Speaking at the training session, the president of the students’ union, Momodou Salieu Sowe, called on his fellow students to be always keen to know, especially about the struggle leading to their country’s independence, as well as to learn the former developments to enrich their understanding of the world for societal development.
“You must be grateful to be among the many students to come to the National Museum to listen to this great historian of ours, to get inspired and to learn how things happened and when they happened.
“This will help you to develop more on your history - it does not matter whether you are from a Chemistry, Geography or Science student.
“It is your responsibility and right to know your country - whether it is through historians or storytellers.”
In his lecture, historian Hassoum Ceesay, who spoke on colonization, nationalism and imperialism, said colonies are territories settled upon by foreign powers.
“The nations that fill the world today are emerging communities that emerged from and or were shaped by the colonial empires that dissolved years later,” he said.
He added: “Nationalism is the struggle to return to independence or nationhood, because nationalism has helped us to drive away the colonial rulers, although we still need leadership skills to face imperialism.”

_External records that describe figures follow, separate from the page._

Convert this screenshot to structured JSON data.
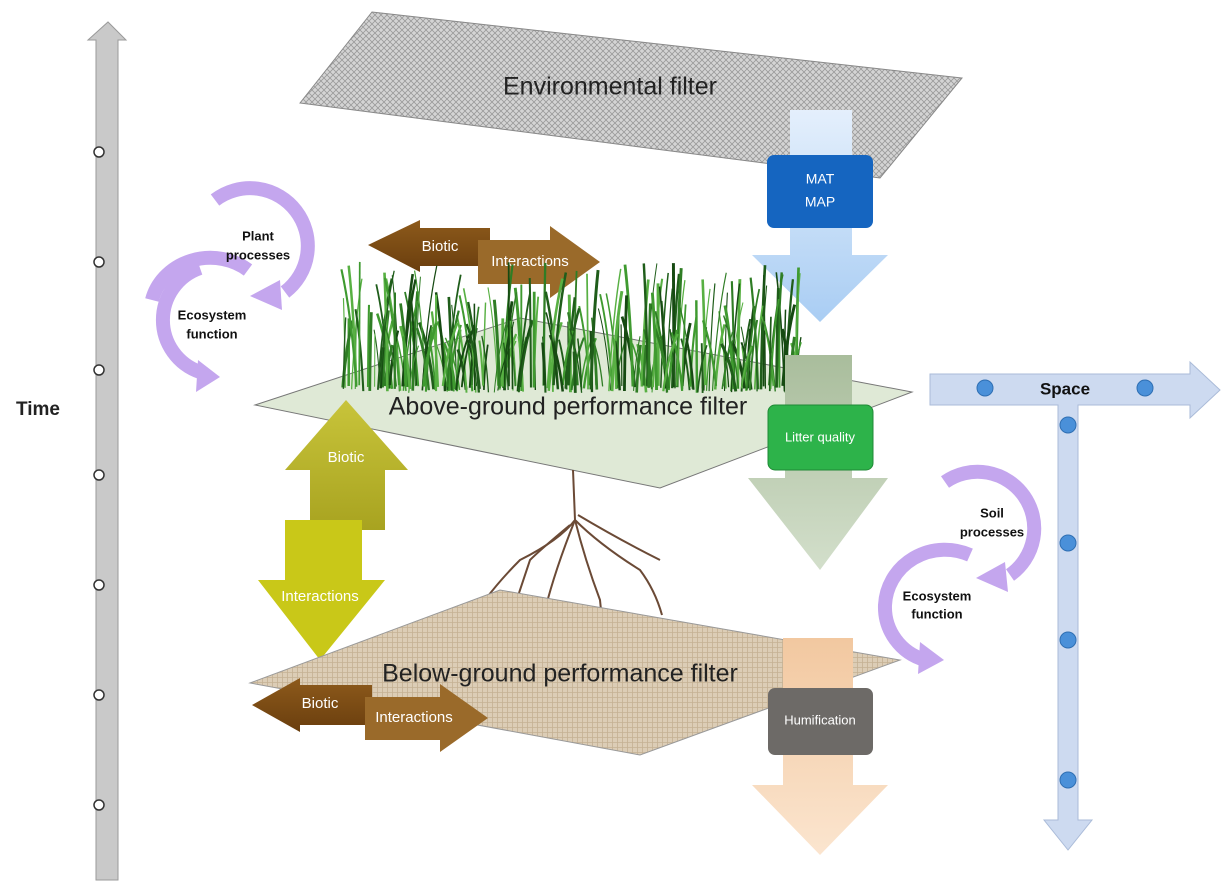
{
  "time_axis": {
    "label": "Time"
  },
  "space_axis": {
    "label": "Space"
  },
  "filters": [
    {
      "label": "Environmental filter"
    },
    {
      "label": "Above-ground performance filter"
    },
    {
      "label": "Below-ground performance filter"
    }
  ],
  "flow": [
    {
      "lines": [
        "MAT",
        "MAP"
      ]
    },
    {
      "label": "Litter quality"
    },
    {
      "label": "Humification"
    }
  ],
  "interactions": [
    {
      "biotic": "Biotic",
      "interactions": "Interactions"
    },
    {
      "biotic": "Biotic",
      "interactions": "Interactions"
    },
    {
      "biotic": "Biotic",
      "interactions": "Interactions"
    }
  ],
  "cycles": [
    {
      "outer": [
        "Plant",
        "processes"
      ],
      "inner": [
        "Ecosystem",
        "function"
      ]
    },
    {
      "outer": [
        "Soil",
        "processes"
      ],
      "inner": [
        "Ecosystem",
        "function"
      ]
    }
  ]
}
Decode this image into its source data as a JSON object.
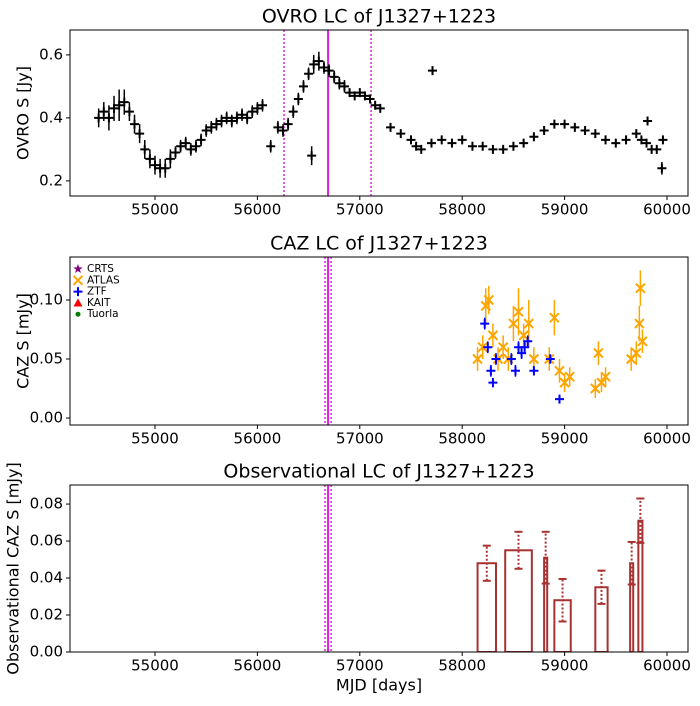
{
  "chart_data": [
    {
      "type": "scatter",
      "title": "OVRO LC of J1327+1223",
      "ylabel": "OVRO S [Jy]",
      "xlim": [
        54170,
        60205
      ],
      "xticks": [
        55000,
        56000,
        57000,
        58000,
        59000,
        60000
      ],
      "ylim": [
        0.152,
        0.679
      ],
      "yticks": [
        0.2,
        0.4,
        0.6
      ],
      "vlines": [
        {
          "x": 56260,
          "style": "dotted",
          "color": "#e020e0"
        },
        {
          "x": 56690,
          "style": "solid",
          "color": "#e020e0"
        },
        {
          "x": 57110,
          "style": "dotted",
          "color": "#e020e0"
        }
      ],
      "series": [
        {
          "name": "OVRO",
          "color": "#000000",
          "marker": "plus",
          "x": [
            54450,
            54500,
            54550,
            54600,
            54650,
            54700,
            54750,
            54800,
            54850,
            54900,
            54950,
            55000,
            55050,
            55100,
            55150,
            55200,
            55250,
            55300,
            55350,
            55400,
            55450,
            55500,
            55550,
            55600,
            55650,
            55700,
            55750,
            55800,
            55850,
            55900,
            55950,
            56000,
            56050,
            56130,
            56200,
            56250,
            56300,
            56350,
            56400,
            56450,
            56500,
            56530,
            56550,
            56600,
            56650,
            56700,
            56750,
            56800,
            56850,
            56900,
            56950,
            57000,
            57050,
            57100,
            57150,
            57200,
            57300,
            57400,
            57500,
            57550,
            57600,
            57700,
            57710,
            57800,
            57900,
            58000,
            58100,
            58200,
            58300,
            58400,
            58500,
            58600,
            58700,
            58800,
            58900,
            59000,
            59100,
            59200,
            59300,
            59400,
            59500,
            59600,
            59700,
            59750,
            59800,
            59810,
            59850,
            59900,
            59950,
            59960
          ],
          "values": [
            0.4,
            0.42,
            0.4,
            0.43,
            0.44,
            0.45,
            0.42,
            0.38,
            0.35,
            0.3,
            0.27,
            0.25,
            0.24,
            0.24,
            0.27,
            0.29,
            0.31,
            0.32,
            0.3,
            0.31,
            0.33,
            0.36,
            0.37,
            0.38,
            0.39,
            0.4,
            0.39,
            0.4,
            0.41,
            0.4,
            0.42,
            0.43,
            0.44,
            0.31,
            0.37,
            0.36,
            0.38,
            0.42,
            0.46,
            0.5,
            0.54,
            0.28,
            0.57,
            0.58,
            0.56,
            0.55,
            0.53,
            0.51,
            0.5,
            0.48,
            0.47,
            0.48,
            0.47,
            0.46,
            0.44,
            0.43,
            0.37,
            0.35,
            0.33,
            0.31,
            0.3,
            0.32,
            0.55,
            0.33,
            0.32,
            0.33,
            0.31,
            0.31,
            0.3,
            0.3,
            0.31,
            0.32,
            0.34,
            0.36,
            0.38,
            0.38,
            0.37,
            0.36,
            0.35,
            0.33,
            0.32,
            0.33,
            0.35,
            0.33,
            0.32,
            0.39,
            0.3,
            0.3,
            0.24,
            0.33
          ],
          "errors": [
            0.03,
            0.03,
            0.04,
            0.04,
            0.05,
            0.04,
            0.03,
            0.03,
            0.03,
            0.03,
            0.03,
            0.03,
            0.03,
            0.03,
            0.03,
            0.02,
            0.02,
            0.02,
            0.02,
            0.02,
            0.02,
            0.02,
            0.02,
            0.02,
            0.02,
            0.02,
            0.02,
            0.02,
            0.02,
            0.02,
            0.02,
            0.02,
            0.02,
            0.02,
            0.02,
            0.02,
            0.02,
            0.02,
            0.02,
            0.02,
            0.02,
            0.03,
            0.03,
            0.03,
            0.02,
            0.02,
            0.02,
            0.02,
            0.02,
            0.01,
            0.01,
            0.01,
            0.01,
            0.01,
            0.01,
            0.01,
            0.01,
            0.01,
            0.01,
            0.01,
            0.01,
            0.01,
            0.01,
            0.01,
            0.01,
            0.01,
            0.01,
            0.01,
            0.01,
            0.01,
            0.01,
            0.01,
            0.01,
            0.01,
            0.01,
            0.01,
            0.01,
            0.01,
            0.01,
            0.01,
            0.01,
            0.01,
            0.01,
            0.01,
            0.01,
            0.01,
            0.01,
            0.01,
            0.02,
            0.01
          ]
        }
      ]
    },
    {
      "type": "scatter",
      "title": "CAZ LC of J1327+1223",
      "ylabel": "CAZ S [mJy]",
      "xlim": [
        54170,
        60205
      ],
      "xticks": [
        55000,
        56000,
        57000,
        58000,
        59000,
        60000
      ],
      "ylim": [
        -0.0059,
        0.1364
      ],
      "yticks": [
        {
          "value": 0,
          "label": "0.00"
        },
        {
          "value": 0.05,
          "label": "0.05"
        },
        {
          "value": 0.1,
          "label": "0.10"
        }
      ],
      "legend": "upper left",
      "vlines": [
        {
          "x": 56660,
          "style": "dotted",
          "color": "#e020e0"
        },
        {
          "x": 56690,
          "style": "solid",
          "color": "#e020e0"
        },
        {
          "x": 56720,
          "style": "dotted",
          "color": "#e020e0"
        }
      ],
      "series": [
        {
          "name": "CRTS",
          "color": "#800080",
          "marker": "star",
          "x": [],
          "values": [],
          "errors": []
        },
        {
          "name": "ATLAS",
          "color": "#ffa500",
          "marker": "x",
          "x": [
            58150,
            58200,
            58230,
            58260,
            58300,
            58350,
            58400,
            58450,
            58500,
            58550,
            58600,
            58650,
            58700,
            58850,
            58900,
            58950,
            59000,
            59050,
            59300,
            59330,
            59360,
            59400,
            59650,
            59700,
            59730,
            59740,
            59760
          ],
          "values": [
            0.05,
            0.06,
            0.095,
            0.1,
            0.07,
            0.05,
            0.06,
            0.05,
            0.08,
            0.09,
            0.07,
            0.08,
            0.05,
            0.05,
            0.085,
            0.04,
            0.03,
            0.035,
            0.025,
            0.055,
            0.03,
            0.035,
            0.05,
            0.055,
            0.08,
            0.11,
            0.065
          ],
          "errors": [
            0.01,
            0.01,
            0.015,
            0.012,
            0.01,
            0.01,
            0.01,
            0.01,
            0.015,
            0.02,
            0.01,
            0.02,
            0.01,
            0.01,
            0.015,
            0.01,
            0.008,
            0.008,
            0.008,
            0.01,
            0.008,
            0.008,
            0.01,
            0.01,
            0.015,
            0.015,
            0.01
          ]
        },
        {
          "name": "ZTF",
          "color": "#0000ff",
          "marker": "plus",
          "x": [
            58220,
            58250,
            58280,
            58300,
            58330,
            58480,
            58520,
            58550,
            58580,
            58610,
            58640,
            58700,
            58860,
            58950
          ],
          "values": [
            0.08,
            0.06,
            0.04,
            0.03,
            0.05,
            0.05,
            0.04,
            0.06,
            0.055,
            0.06,
            0.065,
            0.04,
            0.05,
            0.016
          ],
          "errors": [
            0.005,
            0.005,
            0.005,
            0.004,
            0.005,
            0.005,
            0.005,
            0.005,
            0.005,
            0.005,
            0.005,
            0.004,
            0.004,
            0.002
          ]
        },
        {
          "name": "KAIT",
          "color": "#ff0000",
          "marker": "triangle",
          "x": [],
          "values": [],
          "errors": []
        },
        {
          "name": "Tuorla",
          "color": "#008000",
          "marker": "dot",
          "x": [],
          "values": [],
          "errors": []
        }
      ]
    },
    {
      "type": "bar",
      "title": "Observational LC of J1327+1223",
      "ylabel": "Observational CAZ S [mJy]",
      "xlabel": "MJD [days]",
      "xlim": [
        54170,
        60205
      ],
      "xticks": [
        55000,
        56000,
        57000,
        58000,
        59000,
        60000
      ],
      "ylim": [
        0,
        0.0903
      ],
      "yticks": [
        {
          "value": 0,
          "label": "0.00"
        },
        {
          "value": 0.02,
          "label": "0.02"
        },
        {
          "value": 0.04,
          "label": "0.04"
        },
        {
          "value": 0.06,
          "label": "0.06"
        },
        {
          "value": 0.08,
          "label": "0.08"
        }
      ],
      "vlines": [
        {
          "x": 56660,
          "style": "dotted",
          "color": "#e020e0"
        },
        {
          "x": 56690,
          "style": "solid",
          "color": "#e020e0"
        },
        {
          "x": 56720,
          "style": "dotted",
          "color": "#e020e0"
        }
      ],
      "color": "#a83232",
      "x_start": [
        58150,
        58420,
        58800,
        58900,
        59300,
        59640,
        59720
      ],
      "x_end": [
        58330,
        58680,
        58830,
        59060,
        59420,
        59670,
        59760
      ],
      "values": [
        0.048,
        0.055,
        0.051,
        0.028,
        0.035,
        0.048,
        0.071
      ],
      "errors": [
        0.0095,
        0.01,
        0.014,
        0.0115,
        0.009,
        0.0115,
        0.012
      ]
    }
  ]
}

He further commented on leadership, tactics and challenges vis-á-vis the struggle to gain national independence.
“A good leader is a person who inspires by leading and by doing good things that will convince people that he/she is leading by example, thus leadership should also be celebrated because leadership is always positive.”
Mr Ceesay said there are, however, challenges to be faced in the drive to attain national development. He cited massive illiteracy as a major challenge in achieving national development, which has to be overcomed.